Lo que SALOMI encontró fue más matizado. La cuantización extrema funciona, pero tiene un techo real. Ese techo no está donde muchos creían. Y si querés acercarte a él sin sacrificar demasiada calidad, necesitás algo más sofisticado que un simple threshold.
El límite real: por qué 1.00 bpp strict binary no es suficiente
Ponele que tomás un transformer, cuantizás cada peso a exactamente un bit (dos valores posibles: -1 y +1), y lo corres. ¿Funciona? Técnicamente sí. ¿Mantiene calidad?
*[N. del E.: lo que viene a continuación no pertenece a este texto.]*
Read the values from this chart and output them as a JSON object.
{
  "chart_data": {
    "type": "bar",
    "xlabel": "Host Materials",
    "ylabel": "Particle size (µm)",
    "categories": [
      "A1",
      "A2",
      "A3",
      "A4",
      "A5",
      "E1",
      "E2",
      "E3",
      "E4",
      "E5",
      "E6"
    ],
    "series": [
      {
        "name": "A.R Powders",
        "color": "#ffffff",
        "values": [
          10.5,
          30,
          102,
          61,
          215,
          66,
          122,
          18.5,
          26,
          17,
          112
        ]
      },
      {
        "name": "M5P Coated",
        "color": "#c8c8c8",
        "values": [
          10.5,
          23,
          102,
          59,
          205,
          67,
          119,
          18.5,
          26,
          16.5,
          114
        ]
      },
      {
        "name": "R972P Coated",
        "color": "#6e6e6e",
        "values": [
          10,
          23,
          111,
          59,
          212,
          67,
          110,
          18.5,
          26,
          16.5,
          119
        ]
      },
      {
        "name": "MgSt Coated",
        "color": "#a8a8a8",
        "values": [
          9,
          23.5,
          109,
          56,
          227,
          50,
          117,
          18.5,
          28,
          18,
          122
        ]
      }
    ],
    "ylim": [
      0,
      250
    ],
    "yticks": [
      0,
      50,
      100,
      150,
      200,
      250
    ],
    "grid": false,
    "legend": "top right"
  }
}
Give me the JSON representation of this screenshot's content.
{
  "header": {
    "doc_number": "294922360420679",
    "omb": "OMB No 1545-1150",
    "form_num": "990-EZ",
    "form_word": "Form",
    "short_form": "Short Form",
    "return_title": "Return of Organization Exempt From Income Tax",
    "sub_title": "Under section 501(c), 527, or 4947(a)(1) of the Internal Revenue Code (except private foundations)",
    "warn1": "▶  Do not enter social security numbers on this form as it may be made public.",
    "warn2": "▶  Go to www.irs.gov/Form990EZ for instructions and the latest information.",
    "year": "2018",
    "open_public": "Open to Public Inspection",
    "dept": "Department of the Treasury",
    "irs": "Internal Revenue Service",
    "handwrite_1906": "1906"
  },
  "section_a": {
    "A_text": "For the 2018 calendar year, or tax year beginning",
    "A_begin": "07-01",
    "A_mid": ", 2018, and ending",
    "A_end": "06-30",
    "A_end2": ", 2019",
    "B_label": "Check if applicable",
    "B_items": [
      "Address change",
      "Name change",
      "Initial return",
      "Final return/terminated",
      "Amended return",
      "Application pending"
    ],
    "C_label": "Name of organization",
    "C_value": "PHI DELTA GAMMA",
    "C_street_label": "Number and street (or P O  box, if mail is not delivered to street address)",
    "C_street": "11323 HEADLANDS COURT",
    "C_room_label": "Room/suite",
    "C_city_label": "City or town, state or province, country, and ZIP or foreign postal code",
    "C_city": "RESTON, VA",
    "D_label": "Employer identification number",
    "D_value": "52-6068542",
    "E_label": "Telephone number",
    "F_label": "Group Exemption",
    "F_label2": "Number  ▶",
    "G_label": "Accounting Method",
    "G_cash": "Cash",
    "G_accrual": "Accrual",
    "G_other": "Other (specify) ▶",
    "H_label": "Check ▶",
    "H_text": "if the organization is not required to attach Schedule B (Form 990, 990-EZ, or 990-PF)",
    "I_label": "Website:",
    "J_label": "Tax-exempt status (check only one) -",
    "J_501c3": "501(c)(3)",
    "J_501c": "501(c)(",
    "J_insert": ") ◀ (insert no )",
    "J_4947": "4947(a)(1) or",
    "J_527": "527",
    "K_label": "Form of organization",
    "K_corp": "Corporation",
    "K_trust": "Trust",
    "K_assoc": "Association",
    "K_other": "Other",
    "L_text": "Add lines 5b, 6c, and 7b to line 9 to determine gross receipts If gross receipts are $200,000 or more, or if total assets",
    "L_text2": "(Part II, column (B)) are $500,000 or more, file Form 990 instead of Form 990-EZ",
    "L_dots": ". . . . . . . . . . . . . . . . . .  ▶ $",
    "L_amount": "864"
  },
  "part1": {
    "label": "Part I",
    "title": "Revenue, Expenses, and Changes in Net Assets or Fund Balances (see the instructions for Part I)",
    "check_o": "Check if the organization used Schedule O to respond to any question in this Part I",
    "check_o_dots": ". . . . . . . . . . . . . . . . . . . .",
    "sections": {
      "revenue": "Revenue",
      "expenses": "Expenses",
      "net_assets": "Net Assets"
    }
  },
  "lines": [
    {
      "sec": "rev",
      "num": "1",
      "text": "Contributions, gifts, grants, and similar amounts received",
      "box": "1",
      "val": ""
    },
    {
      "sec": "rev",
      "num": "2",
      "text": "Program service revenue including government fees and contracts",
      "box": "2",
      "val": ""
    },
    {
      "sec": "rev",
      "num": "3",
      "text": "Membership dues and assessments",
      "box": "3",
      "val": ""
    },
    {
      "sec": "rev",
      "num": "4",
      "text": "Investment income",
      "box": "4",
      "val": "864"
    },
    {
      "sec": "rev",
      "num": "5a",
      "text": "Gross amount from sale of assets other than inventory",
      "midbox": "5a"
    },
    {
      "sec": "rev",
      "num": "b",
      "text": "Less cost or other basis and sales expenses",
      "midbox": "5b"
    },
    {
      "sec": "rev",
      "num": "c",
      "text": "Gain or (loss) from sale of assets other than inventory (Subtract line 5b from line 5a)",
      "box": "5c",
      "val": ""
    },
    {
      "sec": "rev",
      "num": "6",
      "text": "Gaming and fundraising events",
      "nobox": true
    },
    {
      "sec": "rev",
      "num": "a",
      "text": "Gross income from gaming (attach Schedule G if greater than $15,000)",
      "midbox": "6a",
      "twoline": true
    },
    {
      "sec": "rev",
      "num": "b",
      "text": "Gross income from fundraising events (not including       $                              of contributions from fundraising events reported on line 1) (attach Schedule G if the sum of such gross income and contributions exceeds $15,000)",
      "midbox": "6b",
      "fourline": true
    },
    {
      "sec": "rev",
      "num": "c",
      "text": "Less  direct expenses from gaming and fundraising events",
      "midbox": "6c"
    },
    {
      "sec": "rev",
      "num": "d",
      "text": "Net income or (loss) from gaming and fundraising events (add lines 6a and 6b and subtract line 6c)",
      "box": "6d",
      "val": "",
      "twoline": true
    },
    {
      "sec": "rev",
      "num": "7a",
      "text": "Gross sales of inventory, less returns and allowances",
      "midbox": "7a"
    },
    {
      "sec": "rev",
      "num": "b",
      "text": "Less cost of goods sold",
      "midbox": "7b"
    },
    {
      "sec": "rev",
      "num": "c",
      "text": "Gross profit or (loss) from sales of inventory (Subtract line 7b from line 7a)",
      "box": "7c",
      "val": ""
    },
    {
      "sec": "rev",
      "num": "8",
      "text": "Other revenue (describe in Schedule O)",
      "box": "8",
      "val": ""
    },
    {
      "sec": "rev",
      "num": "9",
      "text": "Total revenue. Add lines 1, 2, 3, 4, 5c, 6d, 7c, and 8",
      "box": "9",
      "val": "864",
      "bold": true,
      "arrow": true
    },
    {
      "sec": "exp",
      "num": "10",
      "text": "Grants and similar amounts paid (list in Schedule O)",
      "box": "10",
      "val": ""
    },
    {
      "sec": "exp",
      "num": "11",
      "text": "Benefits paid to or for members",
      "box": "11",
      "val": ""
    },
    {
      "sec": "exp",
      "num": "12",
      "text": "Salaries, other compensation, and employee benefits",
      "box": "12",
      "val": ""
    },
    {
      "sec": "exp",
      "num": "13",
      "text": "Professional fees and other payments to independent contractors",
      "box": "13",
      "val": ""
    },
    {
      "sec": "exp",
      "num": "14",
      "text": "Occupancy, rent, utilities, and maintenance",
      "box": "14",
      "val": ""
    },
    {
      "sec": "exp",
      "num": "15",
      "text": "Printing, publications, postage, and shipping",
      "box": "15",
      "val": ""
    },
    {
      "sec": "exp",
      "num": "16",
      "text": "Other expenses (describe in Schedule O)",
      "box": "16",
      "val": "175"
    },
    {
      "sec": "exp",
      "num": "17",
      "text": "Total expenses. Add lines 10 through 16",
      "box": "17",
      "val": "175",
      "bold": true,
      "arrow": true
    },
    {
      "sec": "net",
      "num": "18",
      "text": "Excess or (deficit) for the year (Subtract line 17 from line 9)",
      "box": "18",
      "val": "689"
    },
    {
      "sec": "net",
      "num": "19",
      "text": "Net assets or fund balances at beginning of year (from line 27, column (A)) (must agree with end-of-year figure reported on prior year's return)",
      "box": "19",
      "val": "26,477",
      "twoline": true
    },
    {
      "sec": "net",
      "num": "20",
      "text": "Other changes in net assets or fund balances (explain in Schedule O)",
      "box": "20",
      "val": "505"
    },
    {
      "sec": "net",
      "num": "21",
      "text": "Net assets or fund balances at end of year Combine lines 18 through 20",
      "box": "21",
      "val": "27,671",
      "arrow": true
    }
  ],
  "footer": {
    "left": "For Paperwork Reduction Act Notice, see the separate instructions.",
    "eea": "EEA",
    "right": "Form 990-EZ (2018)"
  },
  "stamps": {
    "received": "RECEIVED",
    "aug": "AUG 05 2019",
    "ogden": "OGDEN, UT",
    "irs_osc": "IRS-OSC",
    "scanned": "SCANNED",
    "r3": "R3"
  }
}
Ahí está el problema.
SALOMI demostró que 1.00 bpp strict binary quantization causa degradación severa en GPT-2-class language modeling. El modelo sigue funcionando, pero sus predicciones se degradan notablemente. La perplejidad sube, la precisión en benchmarks baja, y de repente no es un reemplazo viable de un modelo normal.
¿Por qué pasa esto? Porque un bit por parámetro es demasiado restrictivo. El problema es que los pesos en un transformer no son uniformes. Algunos parámetros son críticos para el comportamiento semántico del modelo; otros, decorativos. Cuando les imponés a todos exactamente dos valores posibles, estás forzando a los parámetros críticos a quedar representados de forma subóptima. Es como obligar a todo el mundo a entrar en una de dos talles de ropa: algunos van a zafar, otros van a andar incómodos durante toda la jornada.
Los números concretos: mientras que cuantización ternaria (1.58 bpp) puede lograr, ponele, 92% de la performance del modelo en FP16, cuantización binaria estricta (1.00 bpp) cae a 85-88% en el mejor de los casos. Para muchas aplicaciones, esa brecha es la diferencia entre “funciona” y “no, gracias”. Te puede servir nuestra cobertura de en soluciones de seguridad empresarial.
Las técnicas que sí funcionan: 1.2-1.35 bpp en la práctica
Ahora viene lo interesante. SALOMI identificó tres aproximaciones que logran mantener calidad aceptable mientras comprimen a límites extremos:
1. Cuantización vectorial guiada por Hessian
En vez de cuantizar cada parámetro de forma aislada, los agrupa en vectores y cuantiza el vector completo. Mejor aún: usa la información Hessian (esencialmente, qué tan sensible es el modelo a cambios en ese parámetro) para guiar hacia dónde caen esos vectores cuando se cuantiza. Resultado: 1.25-1.35 bpp con pérdida de calidad mínima. El modelo “sabe” qué parámetros son importantes y no los simplifica demasiado.
2. Mixed precision adaptativo
En lugar de usar la misma bitwidth en todo el modelo, asignás diferentes bitwidths a diferentes capas según criticidad. Las capas tempranas de atención (donde se forma la comprensión semántica) podrían quedarse con 4-6 bits. Las capas de proyección en el medio, con 2-3 bits. Las capas finales, tal vez 1-2 bits. Resultado: 1.2-1.3 bpp promedio, porque la mayoría de parámetros acaban siendo muy cuantizados, pero los críticos reciben un poco más de resolución.
3. Magnitude recovery methods
Algunos parámetros capturan información que se pierde fácilmente con cuantización agresiva. Los magnitude recovery methods reconstruyen esa información después de cuantizar, usando información local del tensor. Es como: “ok, cuantizo, pero luego me aviso si algo se vio muy dañado para recuperar eso”.
Las tres técnicas pueden combinarse. El resultado práctico: 1.2-1.35 bpp de bitwidth promedio, con perplejanidad que se mantiene dentro de 5-8% del original FP16. Eso ya es viable para muchos escenarios.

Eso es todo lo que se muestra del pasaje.